I don’t intend to go all guns blazing… I’m hoping we can discuss something that works for all of us…

And yes, no hard feelings at all towards SIL for arriving late. Basically there are limited train places from hers to MIL’s, and they all sold out for the 23rd and 24th as soon as they became available so it was either don’t come, or come on Christmas Day. She obviously really wants to spend Christmas with her parents and siblings, and feels the effort and inconvenience is worth it, which I think is lovely. They are all lovely, it’s just they can all be very strong-willed while DH is very much a people pleaser. That coupled with cultural differences that we sometimes don’t even realise exist until a couple of years later means there is sometimes some tension between our respective expectations of what makes for a workable and enjoyable plan for everyone.
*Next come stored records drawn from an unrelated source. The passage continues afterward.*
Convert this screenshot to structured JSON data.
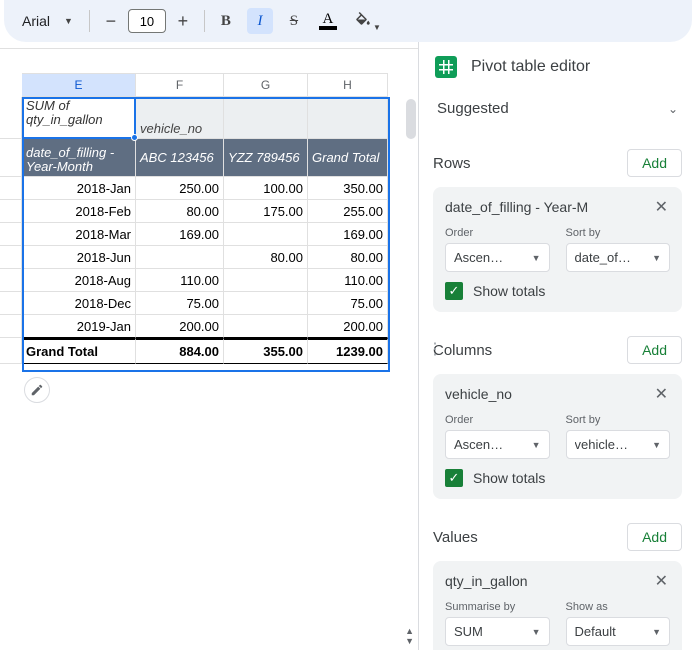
{
  "toolbar": {
    "font": "Arial",
    "font_size": "10",
    "bold_label": "B",
    "italic_label": "I",
    "strike_label": "S",
    "textcolor_label": "A"
  },
  "sheet": {
    "columns": [
      "E",
      "F",
      "G",
      "H"
    ],
    "corner_label": "SUM of qty_in_gallon",
    "col_group_label": "vehicle_no",
    "row_group_label": "date_of_filling - Year-Month",
    "col_headers": [
      "ABC 123456",
      "YZZ 789456",
      "Grand Total"
    ],
    "rows": [
      {
        "label": "2018-Jan",
        "v": [
          "250.00",
          "100.00",
          "350.00"
        ]
      },
      {
        "label": "2018-Feb",
        "v": [
          "80.00",
          "175.00",
          "255.00"
        ]
      },
      {
        "label": "2018-Mar",
        "v": [
          "169.00",
          "",
          "169.00"
        ]
      },
      {
        "label": "2018-Jun",
        "v": [
          "",
          "80.00",
          "80.00"
        ]
      },
      {
        "label": "2018-Aug",
        "v": [
          "110.00",
          "",
          "110.00"
        ]
      },
      {
        "label": "2018-Dec",
        "v": [
          "75.00",
          "",
          "75.00"
        ]
      },
      {
        "label": "2019-Jan",
        "v": [
          "200.00",
          "",
          "200.00"
        ]
      }
    ],
    "grand_total_label": "Grand Total",
    "grand_totals": [
      "884.00",
      "355.00",
      "1239.00"
    ]
  },
  "panel": {
    "title": "Pivot table editor",
    "suggested": "Suggested",
    "rows_title": "Rows",
    "columns_title": "Columns",
    "values_title": "Values",
    "add_label": "Add",
    "order_label": "Order",
    "sortby_label": "Sort by",
    "show_totals_label": "Show totals",
    "summarise_label": "Summarise by",
    "showas_label": "Show as",
    "row_chip": {
      "name": "date_of_filling - Year-M",
      "order": "Ascen…",
      "sort": "date_of…"
    },
    "col_chip": {
      "name": "vehicle_no",
      "order": "Ascen…",
      "sort": "vehicle…"
    },
    "val_chip": {
      "name": "qty_in_gallon",
      "summarise": "SUM",
      "showas": "Default"
    }
  }
}
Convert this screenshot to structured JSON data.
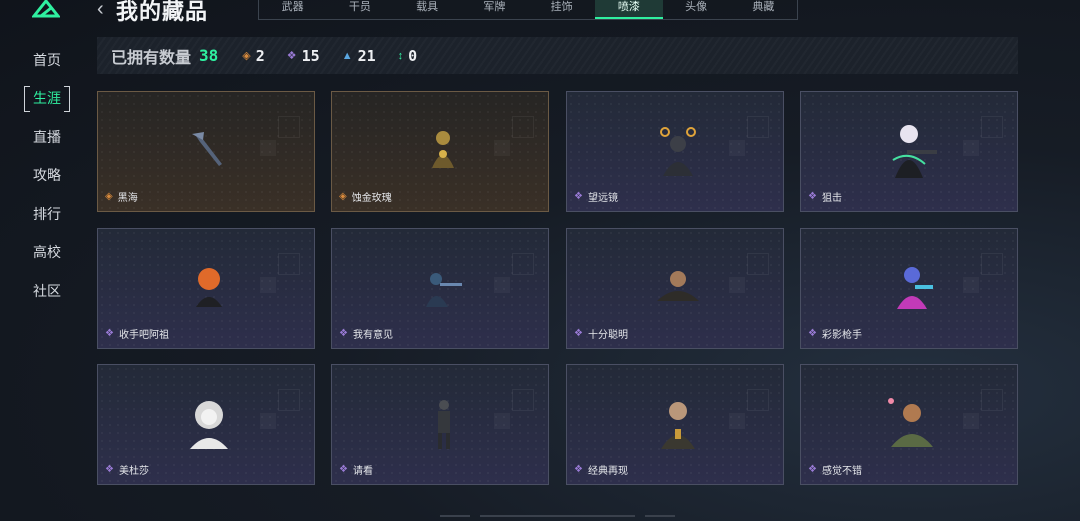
{
  "sidebar": {
    "items": [
      {
        "label": "首页"
      },
      {
        "label": "生涯"
      },
      {
        "label": "直播"
      },
      {
        "label": "攻略"
      },
      {
        "label": "排行"
      },
      {
        "label": "高校"
      },
      {
        "label": "社区"
      }
    ],
    "active_index": 1
  },
  "header": {
    "title": "我的藏品",
    "tabs": [
      "武器",
      "干员",
      "载具",
      "军牌",
      "挂饰",
      "喷漆",
      "头像",
      "典藏"
    ],
    "active_tab": 5
  },
  "stats": {
    "label": "已拥有数量",
    "total": "38",
    "items": [
      {
        "icon": "orange-rarity-icon",
        "value": "2"
      },
      {
        "icon": "purple-rarity-icon",
        "value": "15"
      },
      {
        "icon": "blue-rarity-icon",
        "value": "21"
      },
      {
        "icon": "green-rarity-icon",
        "value": "0"
      }
    ]
  },
  "cards": [
    {
      "name": "黑海",
      "rarity": "orange"
    },
    {
      "name": "蚀金玫瑰",
      "rarity": "orange"
    },
    {
      "name": "望远镜",
      "rarity": "purple"
    },
    {
      "name": "狙击",
      "rarity": "purple"
    },
    {
      "name": "收手吧阿祖",
      "rarity": "purple"
    },
    {
      "name": "我有意见",
      "rarity": "purple"
    },
    {
      "name": "十分聪明",
      "rarity": "purple"
    },
    {
      "name": "彩影枪手",
      "rarity": "purple"
    },
    {
      "name": "美杜莎",
      "rarity": "purple"
    },
    {
      "name": "请看",
      "rarity": "purple"
    },
    {
      "name": "经典再现",
      "rarity": "purple"
    },
    {
      "name": "感觉不错",
      "rarity": "purple"
    }
  ],
  "colors": {
    "accent": "#2ff0a0",
    "orange": "#d88a3c",
    "purple": "#9a7bd6",
    "blue": "#5aa6e0"
  }
}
For example, I still don’t really understand what they tell their children about Father Christmas, so I’ve asked DH to talk to them about that, because whatever we do this year could have a knock-on effect on future christmases at home too (if, for example, they aren’t bothering to pretend Santa is real, then that has the potential to ruin DD’s belief before her 4th birthday, which I would find very upsetting).

OP posts:
elliejjtiny · 07/12/2023 09:11

we always do stockings first thing and everything else after lunch is cleared away, so about 2pm. But we always make sure there is enough in their stocking to occupy them until then and also it's what we have always done so they are used to it.

Kanelsnegl · 07/12/2023 09:12

Would they be really against your kids opening a few in your room in the morning?
Where I'm from you usually open presents after dinner on the 24th and it wasn't an issue waiting as a kid but of course that was because we were used to it and they obviously won't be happy when they aren't.

Baffledandalarmed · 07/12/2023 09:23

So SIL child wont have opened any presents when they arrive? If so, YABVU. Imagine being that kid and arriving, having been unable to open your own presents to find the other kids has opened some. It’s not just about your child.

If SIL child has opened some presents, then you open some. And then you wait until later in the day to do the bulk.

IMO Christmas is about family, and spending time together. I don’t think this is a hill to die on and at 4 your kid can learn a bit of patience. If they open 2-3 in the morning and leave the rest until later that’s fine. If they don’t open them an until later and do it with the whole family there - that’s also fine.